ラインの瞳が揺らぐ。ワープは目をそらさず、彼を見つめ続けた。
「……わかってる。自分を許したくない、それだけは忘れたことがないのに……俺は迷っている」
やがてラインはため息をついて、ワープの手を振りほどいた。
「わからない。何をすれば償いになるのか。ただ自分を責め続けて、満足しているだけではないのか。……生きていることさえ、正しいのかわからなくなる」
風に煽られて乱れる黒髪が、ひどく儚くて、ワープはたまらなくなる。ラインが、心の内を吐き出してくれたというのに、ただ悲しみが心を覆って、何の言葉も出てきてくれない。
「……ごめんなさい」
金色の糸がきらめいて広がるように、ワープの髪が風になびく。
「私、まだ何にもわかっていません。ラインさまに物を言う資格も、ありません。……けれどどうか、お願いですから、そんな悲しいことはおっしゃらないでください」
時計塔で、生気のないラインの姿を目にしたとき、ワープは恐ろしかったのだ。ラインが死んでしまったら、と思うと、身がすくんだ。
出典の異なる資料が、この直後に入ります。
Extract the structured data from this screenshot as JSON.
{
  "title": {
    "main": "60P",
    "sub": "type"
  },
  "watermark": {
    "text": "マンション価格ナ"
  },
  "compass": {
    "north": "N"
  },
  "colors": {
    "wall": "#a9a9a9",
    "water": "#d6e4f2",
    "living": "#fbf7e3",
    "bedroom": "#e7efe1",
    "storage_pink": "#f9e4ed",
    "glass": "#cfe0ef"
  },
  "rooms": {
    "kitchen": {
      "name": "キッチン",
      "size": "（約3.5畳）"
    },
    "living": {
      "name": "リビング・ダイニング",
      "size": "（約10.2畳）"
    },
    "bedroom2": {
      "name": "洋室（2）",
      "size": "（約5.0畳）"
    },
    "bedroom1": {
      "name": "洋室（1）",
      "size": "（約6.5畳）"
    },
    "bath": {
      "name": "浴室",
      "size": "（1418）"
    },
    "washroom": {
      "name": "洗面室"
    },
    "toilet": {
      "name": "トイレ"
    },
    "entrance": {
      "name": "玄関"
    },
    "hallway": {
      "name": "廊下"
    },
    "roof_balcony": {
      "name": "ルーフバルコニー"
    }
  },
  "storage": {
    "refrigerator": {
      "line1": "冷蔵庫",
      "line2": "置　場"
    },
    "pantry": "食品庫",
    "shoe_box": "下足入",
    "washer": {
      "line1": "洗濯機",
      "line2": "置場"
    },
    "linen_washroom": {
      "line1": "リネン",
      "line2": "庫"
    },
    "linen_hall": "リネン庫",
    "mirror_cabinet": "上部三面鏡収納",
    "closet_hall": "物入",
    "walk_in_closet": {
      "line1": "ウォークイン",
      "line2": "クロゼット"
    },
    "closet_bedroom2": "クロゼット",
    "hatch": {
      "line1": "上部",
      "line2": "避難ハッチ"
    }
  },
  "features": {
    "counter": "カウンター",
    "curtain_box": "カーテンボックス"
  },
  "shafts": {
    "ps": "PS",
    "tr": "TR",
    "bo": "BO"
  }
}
過去も、罪も、関係ない。ラインというひとつの存在が、消えてしまう。そんなのは嫌だった。
「私は、ラインさまに命を救われているのですよ」
でも、そういうことではない。命の恩人だからとか、そういう理由でラインに生きていてほしいわけではない。ライン・クロラットという人間が、この世界で生きるにふさわしい素晴らしいひとだと、心から思うから。だからなのだ。
ワープはもう一度ラインの手を取って、力強く握った。
「わ、私、私は!!」
驚いたようにこちらを見るラインを、まっすぐに見つめる。
「私は、ラインさまを信じていますから!! あなたは許されてよいと、自分のために生きてよいと!! 私は、絶対……」
もの悲しげに揺れるラインの瞳に、言葉が続かなくなる。喉が震えて、涙が出そうになる。けれど、もう泣かないと言った手前、泣くわけにはいかない。ぐっと目頭に力を込めながら、それでもワープはラインから目をそらさなかった。
「……絶対、あなたを認めます」
誰が何と言おうと。ラインが幸せを願ってはいけないなんて、思えないのだ。思いが伝わることを祈って、ラインの手をきつく握る。
ラインは静かにワープから目をそらす。
「俺は許されたいのではなく、償い続けたいんだ。その方法を、探しに来ただけのこと」
「…………どうして、どうして、そうやって」
そうやって、自分を苦しめ続けるのだろう。
ラインが、心の救済を求めてくれることはあるのだろうか。幸せを求めてくれる日は来るのだろうか。